IA en la cadena de suministro: qué es real hoy y qué viene
Un desglose práctico de lo que la IA realmente puede hacer hoy en compras y logística, y cómo evaluar a los proveedores que exageran sus capacidades.
Empieza por el trabajo, no por la demo
La mayoría de las conversaciones sobre IA en compras empiezan con una demo y terminan con una pregunta que nadie puede responder: ¿qué haría esto realmente un martes cualquiera, con nuestras órdenes y nuestros proveedores?
La respuesta honesta es más acotada que el marketing. Hoy, la IA en la ejecución de la cadena de suministro es buena en una sola tarea: leer señales externas no estructuradas y convertirlas en datos estructurados, vinculados a la orden, que una persona pueda confirmar. Esa parte es real. Todo lo demás es roadmap.
Lo que funciona hoy
La materia prima es el correo que tus proveedores ya mandan: una confirmación de orden de compra (PO), una solicitud de cambio, un aviso de que la carga está lista. Lo que la IA puede hacer con eso ahora:
- Clasificar la intención de cada correo entrante antes de que alguien lo abra: aceptación, solicitud de cambio o actualización de hito.

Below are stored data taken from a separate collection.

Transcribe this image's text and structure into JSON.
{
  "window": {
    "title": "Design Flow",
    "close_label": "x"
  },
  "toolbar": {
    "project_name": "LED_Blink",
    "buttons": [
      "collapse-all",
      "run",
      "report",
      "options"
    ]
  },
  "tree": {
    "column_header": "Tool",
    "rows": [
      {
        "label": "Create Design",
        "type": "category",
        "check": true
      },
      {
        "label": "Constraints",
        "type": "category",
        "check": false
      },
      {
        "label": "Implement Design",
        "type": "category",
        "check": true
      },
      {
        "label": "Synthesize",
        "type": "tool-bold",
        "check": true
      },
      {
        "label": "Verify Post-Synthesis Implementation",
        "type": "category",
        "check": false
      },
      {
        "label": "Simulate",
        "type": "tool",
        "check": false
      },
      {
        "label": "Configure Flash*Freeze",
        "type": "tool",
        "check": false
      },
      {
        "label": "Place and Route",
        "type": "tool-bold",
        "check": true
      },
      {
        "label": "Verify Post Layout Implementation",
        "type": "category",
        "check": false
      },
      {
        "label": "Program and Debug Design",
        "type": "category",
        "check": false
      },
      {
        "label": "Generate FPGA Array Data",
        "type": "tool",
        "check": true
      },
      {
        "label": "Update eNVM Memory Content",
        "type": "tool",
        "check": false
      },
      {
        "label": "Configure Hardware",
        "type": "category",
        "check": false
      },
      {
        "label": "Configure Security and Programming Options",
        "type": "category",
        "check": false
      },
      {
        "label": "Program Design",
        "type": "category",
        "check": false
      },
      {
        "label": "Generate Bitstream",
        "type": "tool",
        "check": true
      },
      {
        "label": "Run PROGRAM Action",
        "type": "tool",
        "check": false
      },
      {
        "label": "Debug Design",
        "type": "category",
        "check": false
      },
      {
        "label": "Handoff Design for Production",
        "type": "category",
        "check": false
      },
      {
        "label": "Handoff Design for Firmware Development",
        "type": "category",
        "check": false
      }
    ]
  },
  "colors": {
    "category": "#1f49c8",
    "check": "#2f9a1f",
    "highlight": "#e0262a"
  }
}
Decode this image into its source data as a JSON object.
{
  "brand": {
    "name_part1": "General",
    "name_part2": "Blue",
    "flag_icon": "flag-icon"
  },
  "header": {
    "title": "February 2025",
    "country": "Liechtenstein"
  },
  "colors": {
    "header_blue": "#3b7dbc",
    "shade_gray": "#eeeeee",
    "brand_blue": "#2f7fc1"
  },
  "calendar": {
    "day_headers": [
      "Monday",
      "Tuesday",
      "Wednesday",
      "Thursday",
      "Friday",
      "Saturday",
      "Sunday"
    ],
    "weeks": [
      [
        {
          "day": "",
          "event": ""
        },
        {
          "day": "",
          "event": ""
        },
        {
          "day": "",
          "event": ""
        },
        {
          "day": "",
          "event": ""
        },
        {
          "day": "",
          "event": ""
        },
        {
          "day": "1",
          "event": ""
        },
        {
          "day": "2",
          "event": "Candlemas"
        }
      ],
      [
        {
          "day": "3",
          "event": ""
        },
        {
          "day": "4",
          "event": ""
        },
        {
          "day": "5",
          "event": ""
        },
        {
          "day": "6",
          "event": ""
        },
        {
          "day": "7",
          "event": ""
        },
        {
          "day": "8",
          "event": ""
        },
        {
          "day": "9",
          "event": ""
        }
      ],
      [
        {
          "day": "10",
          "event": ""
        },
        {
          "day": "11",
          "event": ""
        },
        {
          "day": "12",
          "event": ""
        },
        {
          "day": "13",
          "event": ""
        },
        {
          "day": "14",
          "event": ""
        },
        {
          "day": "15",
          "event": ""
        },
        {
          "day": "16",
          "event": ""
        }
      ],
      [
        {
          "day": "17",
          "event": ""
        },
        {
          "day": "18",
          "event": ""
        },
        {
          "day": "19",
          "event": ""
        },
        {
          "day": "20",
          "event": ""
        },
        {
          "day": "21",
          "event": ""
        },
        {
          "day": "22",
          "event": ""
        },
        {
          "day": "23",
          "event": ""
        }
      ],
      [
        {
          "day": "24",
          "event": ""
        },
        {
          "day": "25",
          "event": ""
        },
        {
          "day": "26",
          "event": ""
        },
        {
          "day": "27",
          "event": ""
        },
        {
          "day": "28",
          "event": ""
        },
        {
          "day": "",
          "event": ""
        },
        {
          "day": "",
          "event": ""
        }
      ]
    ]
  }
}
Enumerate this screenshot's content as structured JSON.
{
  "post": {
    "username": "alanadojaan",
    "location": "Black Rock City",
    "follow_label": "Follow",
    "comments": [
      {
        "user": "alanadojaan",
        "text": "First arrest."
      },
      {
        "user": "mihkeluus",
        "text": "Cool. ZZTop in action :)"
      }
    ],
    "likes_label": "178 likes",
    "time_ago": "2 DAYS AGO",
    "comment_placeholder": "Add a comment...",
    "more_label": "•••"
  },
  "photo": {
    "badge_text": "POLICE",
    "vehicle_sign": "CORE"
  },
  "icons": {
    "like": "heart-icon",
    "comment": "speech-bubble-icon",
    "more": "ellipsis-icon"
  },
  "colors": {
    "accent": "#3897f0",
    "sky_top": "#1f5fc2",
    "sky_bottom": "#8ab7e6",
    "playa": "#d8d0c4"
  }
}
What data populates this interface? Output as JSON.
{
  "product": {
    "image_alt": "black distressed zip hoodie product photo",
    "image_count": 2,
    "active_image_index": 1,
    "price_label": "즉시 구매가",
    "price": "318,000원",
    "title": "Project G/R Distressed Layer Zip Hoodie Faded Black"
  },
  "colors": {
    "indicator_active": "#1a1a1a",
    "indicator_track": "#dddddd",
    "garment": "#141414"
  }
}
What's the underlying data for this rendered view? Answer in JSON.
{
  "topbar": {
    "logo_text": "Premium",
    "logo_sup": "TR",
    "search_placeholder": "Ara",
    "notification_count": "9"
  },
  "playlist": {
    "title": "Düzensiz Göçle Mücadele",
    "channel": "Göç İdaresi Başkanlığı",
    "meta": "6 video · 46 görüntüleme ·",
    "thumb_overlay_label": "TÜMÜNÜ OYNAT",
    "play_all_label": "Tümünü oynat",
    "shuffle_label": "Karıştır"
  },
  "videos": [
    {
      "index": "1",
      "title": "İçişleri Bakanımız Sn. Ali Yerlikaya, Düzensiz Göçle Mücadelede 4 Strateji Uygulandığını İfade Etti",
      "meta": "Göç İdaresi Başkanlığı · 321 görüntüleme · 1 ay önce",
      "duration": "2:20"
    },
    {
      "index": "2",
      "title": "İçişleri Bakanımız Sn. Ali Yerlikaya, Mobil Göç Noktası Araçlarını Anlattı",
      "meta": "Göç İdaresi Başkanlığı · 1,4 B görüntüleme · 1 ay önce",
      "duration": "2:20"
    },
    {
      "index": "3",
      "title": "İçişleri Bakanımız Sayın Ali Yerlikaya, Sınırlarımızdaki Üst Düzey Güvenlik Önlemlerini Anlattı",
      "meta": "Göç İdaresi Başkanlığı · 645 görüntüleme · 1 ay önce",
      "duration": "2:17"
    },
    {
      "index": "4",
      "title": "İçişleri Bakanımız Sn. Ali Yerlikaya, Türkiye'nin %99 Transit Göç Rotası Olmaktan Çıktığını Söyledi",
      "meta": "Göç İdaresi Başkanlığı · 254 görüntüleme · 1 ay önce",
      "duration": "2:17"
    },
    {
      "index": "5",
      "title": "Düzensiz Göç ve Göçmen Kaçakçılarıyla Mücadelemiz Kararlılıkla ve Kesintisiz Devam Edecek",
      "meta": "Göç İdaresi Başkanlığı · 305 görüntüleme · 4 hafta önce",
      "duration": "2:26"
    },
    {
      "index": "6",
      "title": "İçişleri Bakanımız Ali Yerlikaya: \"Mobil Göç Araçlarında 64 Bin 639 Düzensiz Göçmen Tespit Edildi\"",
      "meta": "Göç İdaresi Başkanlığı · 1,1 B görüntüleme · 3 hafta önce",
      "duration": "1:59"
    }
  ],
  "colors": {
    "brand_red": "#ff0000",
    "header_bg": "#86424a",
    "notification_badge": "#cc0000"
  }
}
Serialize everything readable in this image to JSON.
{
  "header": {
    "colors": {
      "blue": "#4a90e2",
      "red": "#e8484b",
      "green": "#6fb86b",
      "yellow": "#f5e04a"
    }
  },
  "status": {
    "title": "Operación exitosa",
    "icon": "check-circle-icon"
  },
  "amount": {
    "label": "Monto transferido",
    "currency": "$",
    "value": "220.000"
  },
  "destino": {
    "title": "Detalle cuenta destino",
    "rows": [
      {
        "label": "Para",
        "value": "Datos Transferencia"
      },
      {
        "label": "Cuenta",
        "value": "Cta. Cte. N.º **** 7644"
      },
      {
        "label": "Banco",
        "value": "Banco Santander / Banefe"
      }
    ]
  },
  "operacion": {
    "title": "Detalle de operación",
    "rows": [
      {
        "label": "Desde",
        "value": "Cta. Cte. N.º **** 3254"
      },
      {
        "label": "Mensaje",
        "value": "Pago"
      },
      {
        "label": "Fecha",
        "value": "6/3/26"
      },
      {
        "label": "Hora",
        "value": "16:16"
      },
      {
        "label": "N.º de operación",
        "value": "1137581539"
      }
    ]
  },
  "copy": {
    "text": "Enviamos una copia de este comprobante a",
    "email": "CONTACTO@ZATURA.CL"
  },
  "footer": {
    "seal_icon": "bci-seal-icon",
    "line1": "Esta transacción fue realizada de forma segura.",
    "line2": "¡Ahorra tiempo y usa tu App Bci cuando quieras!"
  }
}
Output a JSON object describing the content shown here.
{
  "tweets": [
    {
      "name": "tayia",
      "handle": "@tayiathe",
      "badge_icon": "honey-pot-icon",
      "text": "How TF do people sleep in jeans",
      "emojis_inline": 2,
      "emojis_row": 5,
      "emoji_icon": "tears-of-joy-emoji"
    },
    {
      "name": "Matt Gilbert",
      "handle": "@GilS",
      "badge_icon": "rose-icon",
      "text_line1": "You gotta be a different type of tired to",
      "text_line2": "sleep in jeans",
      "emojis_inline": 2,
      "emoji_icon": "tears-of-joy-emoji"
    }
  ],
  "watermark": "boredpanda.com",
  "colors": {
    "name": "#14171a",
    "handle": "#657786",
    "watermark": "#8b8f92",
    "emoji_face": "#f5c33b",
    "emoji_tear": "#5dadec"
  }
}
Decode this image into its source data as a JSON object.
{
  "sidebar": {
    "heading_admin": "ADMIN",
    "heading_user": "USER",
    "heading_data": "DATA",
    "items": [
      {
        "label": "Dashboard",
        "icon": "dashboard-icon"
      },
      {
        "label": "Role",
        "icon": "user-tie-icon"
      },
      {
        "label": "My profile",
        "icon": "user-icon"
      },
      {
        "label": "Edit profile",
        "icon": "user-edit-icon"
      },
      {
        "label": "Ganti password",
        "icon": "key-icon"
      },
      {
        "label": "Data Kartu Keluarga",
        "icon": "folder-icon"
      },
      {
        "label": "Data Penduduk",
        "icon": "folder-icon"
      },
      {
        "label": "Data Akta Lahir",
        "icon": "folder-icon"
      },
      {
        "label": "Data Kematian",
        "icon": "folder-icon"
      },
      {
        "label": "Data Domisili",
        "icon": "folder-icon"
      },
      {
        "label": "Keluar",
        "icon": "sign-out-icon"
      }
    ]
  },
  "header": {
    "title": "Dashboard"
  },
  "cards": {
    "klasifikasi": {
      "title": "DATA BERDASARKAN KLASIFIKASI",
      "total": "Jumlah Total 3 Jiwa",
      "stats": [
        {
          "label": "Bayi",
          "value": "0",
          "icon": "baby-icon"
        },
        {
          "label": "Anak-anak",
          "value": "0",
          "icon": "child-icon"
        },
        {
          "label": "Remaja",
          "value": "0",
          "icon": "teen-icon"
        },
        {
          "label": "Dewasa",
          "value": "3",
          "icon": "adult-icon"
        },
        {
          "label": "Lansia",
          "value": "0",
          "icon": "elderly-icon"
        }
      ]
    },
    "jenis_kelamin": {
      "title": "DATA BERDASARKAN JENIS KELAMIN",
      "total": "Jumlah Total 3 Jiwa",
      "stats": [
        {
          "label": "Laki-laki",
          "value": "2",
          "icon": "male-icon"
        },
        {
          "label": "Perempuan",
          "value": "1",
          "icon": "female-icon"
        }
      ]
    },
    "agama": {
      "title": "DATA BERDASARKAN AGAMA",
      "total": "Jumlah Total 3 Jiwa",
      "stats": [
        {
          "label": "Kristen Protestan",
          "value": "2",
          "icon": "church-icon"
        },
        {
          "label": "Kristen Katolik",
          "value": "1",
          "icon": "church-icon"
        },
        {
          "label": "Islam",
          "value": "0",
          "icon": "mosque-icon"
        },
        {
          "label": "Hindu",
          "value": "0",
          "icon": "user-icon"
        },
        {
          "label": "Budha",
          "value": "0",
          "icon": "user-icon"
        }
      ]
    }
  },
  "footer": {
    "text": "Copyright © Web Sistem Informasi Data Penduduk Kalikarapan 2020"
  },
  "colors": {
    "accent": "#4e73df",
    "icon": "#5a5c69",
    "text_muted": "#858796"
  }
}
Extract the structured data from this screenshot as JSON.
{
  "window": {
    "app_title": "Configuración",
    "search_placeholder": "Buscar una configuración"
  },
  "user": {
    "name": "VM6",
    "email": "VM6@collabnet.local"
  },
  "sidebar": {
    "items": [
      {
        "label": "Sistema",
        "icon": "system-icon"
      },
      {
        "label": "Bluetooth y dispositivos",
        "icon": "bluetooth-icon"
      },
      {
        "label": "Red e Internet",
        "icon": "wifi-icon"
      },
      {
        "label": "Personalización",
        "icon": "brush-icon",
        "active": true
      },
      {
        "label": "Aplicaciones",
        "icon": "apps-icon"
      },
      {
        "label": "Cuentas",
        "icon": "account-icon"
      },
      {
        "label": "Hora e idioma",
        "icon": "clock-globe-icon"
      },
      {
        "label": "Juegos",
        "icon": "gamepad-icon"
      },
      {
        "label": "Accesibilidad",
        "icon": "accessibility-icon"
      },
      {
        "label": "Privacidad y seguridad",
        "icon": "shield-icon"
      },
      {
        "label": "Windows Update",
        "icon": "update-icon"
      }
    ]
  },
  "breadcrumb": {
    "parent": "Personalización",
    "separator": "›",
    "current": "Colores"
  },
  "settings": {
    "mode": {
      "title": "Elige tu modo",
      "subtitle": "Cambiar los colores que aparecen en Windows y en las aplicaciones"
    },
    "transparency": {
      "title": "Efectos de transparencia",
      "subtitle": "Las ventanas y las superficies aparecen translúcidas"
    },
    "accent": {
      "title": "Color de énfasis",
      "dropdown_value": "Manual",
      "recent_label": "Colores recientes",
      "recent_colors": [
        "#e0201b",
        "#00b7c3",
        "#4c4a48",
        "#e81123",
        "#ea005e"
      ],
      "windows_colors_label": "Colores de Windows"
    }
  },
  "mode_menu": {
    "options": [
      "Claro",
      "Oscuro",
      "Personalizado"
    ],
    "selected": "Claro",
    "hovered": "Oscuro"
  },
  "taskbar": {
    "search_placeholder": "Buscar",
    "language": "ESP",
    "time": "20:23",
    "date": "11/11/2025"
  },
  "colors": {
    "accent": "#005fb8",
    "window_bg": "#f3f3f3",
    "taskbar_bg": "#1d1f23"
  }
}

- Vincular el correo con la PO correcta usando las referencias que encuentra.
- Comprimir un hilo largo en una sola tarjeta de análisis, para que nadie lea veinte respuestas para enterarse de una sola cosa.
- Recomendar una acción, mostrar el razonamiento y esperar a que una persona confirme.
- Detectar una señal de carga lista (cargo ready) y ofrecer una confirmación en un clic para actualizar el estatus del embarque.
Nada de esto cambia lo que hacen los proveedores. Siguen mandando correos. Lo que se mueve es la clasificación del lado del comprador.
Lo que viene, y por qué todavía no está aquí
La siguiente capa es extracción y agregación: convertir una solicitud de cambio en una tabla editable de valores propuestos, detectar qué partidas específicas cambiaron en lugar de solo que algo cambió, y agrupar acciones pendientes para que un equipo las despache en una sola pasada de revisión.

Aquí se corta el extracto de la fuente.